Conversion correctness was verified by comparing Core ML output against the
original PyTorch model on three test cases:

| Test case | PyTorch | Core ML FP16 | Diff |
|---|---|---|---|
| Highly relevant (vPC config Q + vPC config A) | 0.9948 | 0.9946 | 0.000132 |
| Same domain, different topic | 0.3406 | 0.3420 | 0.001481 |
| Unrelated content | 0.0160 | 0.0158 | 0.000190 |

Max numerical drift: ~0.0015. Ranking order is identical to PyTorch.
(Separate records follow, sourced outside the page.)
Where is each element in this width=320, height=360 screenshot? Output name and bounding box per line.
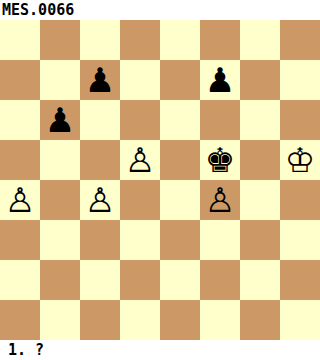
square-d4[interactable] xyxy=(120,180,160,220)
square-f4[interactable]: ♙ xyxy=(200,180,240,220)
square-h5[interactable]: ♔ xyxy=(280,140,320,180)
square-f8[interactable] xyxy=(200,20,240,60)
square-f6[interactable] xyxy=(200,100,240,140)
square-f3[interactable] xyxy=(200,220,240,260)
square-h6[interactable] xyxy=(280,100,320,140)
square-a3[interactable] xyxy=(0,220,40,260)
square-d5[interactable]: ♙ xyxy=(120,140,160,180)
square-b3[interactable] xyxy=(40,220,80,260)
square-f5[interactable]: ♚ xyxy=(200,140,240,180)
square-f2[interactable] xyxy=(200,260,240,300)
white-pawn-piece: ♙ xyxy=(205,180,235,220)
square-h2[interactable] xyxy=(280,260,320,300)
square-e2[interactable] xyxy=(160,260,200,300)
square-c2[interactable] xyxy=(80,260,120,300)
square-f1[interactable] xyxy=(200,300,240,340)
square-g4[interactable] xyxy=(240,180,280,220)
square-d2[interactable] xyxy=(120,260,160,300)
square-c8[interactable] xyxy=(80,20,120,60)
square-h3[interactable] xyxy=(280,220,320,260)
square-c1[interactable] xyxy=(80,300,120,340)
square-b2[interactable] xyxy=(40,260,80,300)
square-e4[interactable] xyxy=(160,180,200,220)
square-d1[interactable] xyxy=(120,300,160,340)
square-h4[interactable] xyxy=(280,180,320,220)
black-king-piece: ♚ xyxy=(205,140,235,180)
square-e5[interactable] xyxy=(160,140,200,180)
square-h7[interactable] xyxy=(280,60,320,100)
square-b6[interactable]: ♟ xyxy=(40,100,80,140)
white-pawn-piece: ♙ xyxy=(85,180,115,220)
square-b5[interactable] xyxy=(40,140,80,180)
square-c3[interactable] xyxy=(80,220,120,260)
square-g8[interactable] xyxy=(240,20,280,60)
square-e1[interactable] xyxy=(160,300,200,340)
square-a5[interactable] xyxy=(0,140,40,180)
square-d6[interactable] xyxy=(120,100,160,140)
move-prompt: 1. ? xyxy=(0,340,320,360)
square-h8[interactable] xyxy=(280,20,320,60)
square-c6[interactable] xyxy=(80,100,120,140)
white-pawn-piece: ♙ xyxy=(125,140,155,180)
square-g3[interactable] xyxy=(240,220,280,260)
square-h1[interactable] xyxy=(280,300,320,340)
square-g7[interactable] xyxy=(240,60,280,100)
square-a4[interactable]: ♙ xyxy=(0,180,40,220)
chess-board: ♟♟♟♙♚♔♙♙♙ xyxy=(0,20,320,340)
square-c5[interactable] xyxy=(80,140,120,180)
square-g1[interactable] xyxy=(240,300,280,340)
square-a1[interactable] xyxy=(0,300,40,340)
white-king-piece: ♔ xyxy=(285,140,315,180)
square-b4[interactable] xyxy=(40,180,80,220)
white-pawn-piece: ♙ xyxy=(5,180,35,220)
square-d8[interactable] xyxy=(120,20,160,60)
square-b1[interactable] xyxy=(40,300,80,340)
square-e7[interactable] xyxy=(160,60,200,100)
square-g6[interactable] xyxy=(240,100,280,140)
square-a2[interactable] xyxy=(0,260,40,300)
black-pawn-piece: ♟ xyxy=(45,100,75,140)
square-d3[interactable] xyxy=(120,220,160,260)
diagram-title: MES.0066 xyxy=(0,0,320,20)
square-a8[interactable] xyxy=(0,20,40,60)
black-pawn-piece: ♟ xyxy=(85,60,115,100)
square-c4[interactable]: ♙ xyxy=(80,180,120,220)
black-pawn-piece: ♟ xyxy=(205,60,235,100)
square-g5[interactable] xyxy=(240,140,280,180)
square-g2[interactable] xyxy=(240,260,280,300)
square-c7[interactable]: ♟ xyxy=(80,60,120,100)
square-b8[interactable] xyxy=(40,20,80,60)
square-b7[interactable] xyxy=(40,60,80,100)
square-e6[interactable] xyxy=(160,100,200,140)
square-f7[interactable]: ♟ xyxy=(200,60,240,100)
square-d7[interactable] xyxy=(120,60,160,100)
square-e3[interactable] xyxy=(160,220,200,260)
square-a6[interactable] xyxy=(0,100,40,140)
square-e8[interactable] xyxy=(160,20,200,60)
square-a7[interactable] xyxy=(0,60,40,100)
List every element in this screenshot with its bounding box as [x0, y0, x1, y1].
Inference benchmarks on M4 Max (36 GB):

- Model load time: ~0.5 seconds
- First inference (warm-up): ~2300 ms
- Subsequent inferences: ~20 ms per query/document pair
- Throughput after warm-up: ~50 pairs/second

The high first-inference latency is one-time cost from Neural Engine compilation.
For interactive applications, perform a warm-up inference at app startup.

## Conversion recipe

The conversion from PyTorch to Core ML is non-trivial for ModernBERT-based
models. The standard `torch.jit.trace` path fails on ModernBERT's attention
operations due to int-op handling in coremltools 9.0.

The working recipe:

1. Pin dependency versions: `torch==2.7.0`, `transformers==4.52.4`,
   `sentence-transformers==5.0.0`, `coremltools==9.0`
2. Load model with `attn_implementation="eager"` to avoid SDPA tracing issues
3. Use `torch.export.export(strict=False)` instead of `torch.jit.trace`
4. Call `exported_program.run_decompositions({})` to convert from TRAINING
   dialect to ATEN dialect (required by coremltools 9.0)
5. Pass the resulting `ExportedProgram` to `ct.convert()`

See `convert_via_torch_export.py` for the complete script. This recipe should
generalize to other ModernBERT-based fine-tunes (DeBERTa-v2 alternatives,
ModernBERT classifiers, etc.).

## Limitations

Inherited from the base model:

- English language only
- Trained primarily on cybersecurity content; performance on other domains
  may vary
- May reflect biases in the training data toward over-represented threats,
  technologies, or vendors

Specific to this conversion:

- Fixed sequence length of 512 tokens (the original model supports up to 1024;
  this conversion uses 512 for faster inference and smaller memory footprint)
- FP16 introduces ~0.0015 numerical drift; impractical for tasks requiring
  exact PyTorch-equivalent output but irrelevant for ranking tasks
- macOS 14 (Sonoma) or newer required (`minimum_deployment_target=ct.target.macOS14`)

## Citation

If you use this model, please cite the original SecureBERT 2.0 paper:

```bibtex
@article{aghaei2025securebert2,
  title={SecureBERT 2.0: Advanced Language Model for Cybersecurity Intelligence},
  author={Aghaei, Ehsan and others},
  journal={arXiv preprint arXiv:2510.00240},
  year={2025}
}
```

## License

Apache 2.0, matching the license of the original model.

## Acknowledgments

- Cisco AI for the original [SecureBERT 2.0](https://github.com/cisco-ai-defense/securebert2)
  model family
- Apple's [coremltools](https://github.com/apple/coremltools) team for ongoing
  ModernBERT support
- Hugging Face's [swift-transformers](https://github.com/huggingface/swift-transformers)
  team for the Swift tokenizer support that makes this practical to use

## Related models

Other SecureBERT 2.0 models from Cisco AI:

- [`cisco-ai/SecureBERT2.0-base`](https://huggingface.co/cisco-ai/SecureBERT2.0-base) — Base encoder
- [`cisco-ai/SecureBERT2.0-biencoder`](https://huggingface.co/cisco-ai/SecureBERT2.0-biencoder) — Bi-encoder for retrieval
- [`cisco-ai/SecureBERT2.0-NER`](https://huggingface.co/cisco-ai/SecureBERT2.0-NER) — Named entity recognition
- [`cisco-ai/SecureBERT2.0-code-vuln-detection`](https://huggingface.co/cisco-ai/SecureBERT2.0-code-vuln-detection) — Vulnerability classification

If you convert any of these to Core ML using a similar recipe, feel free to
open an issue and I'll link your repo here.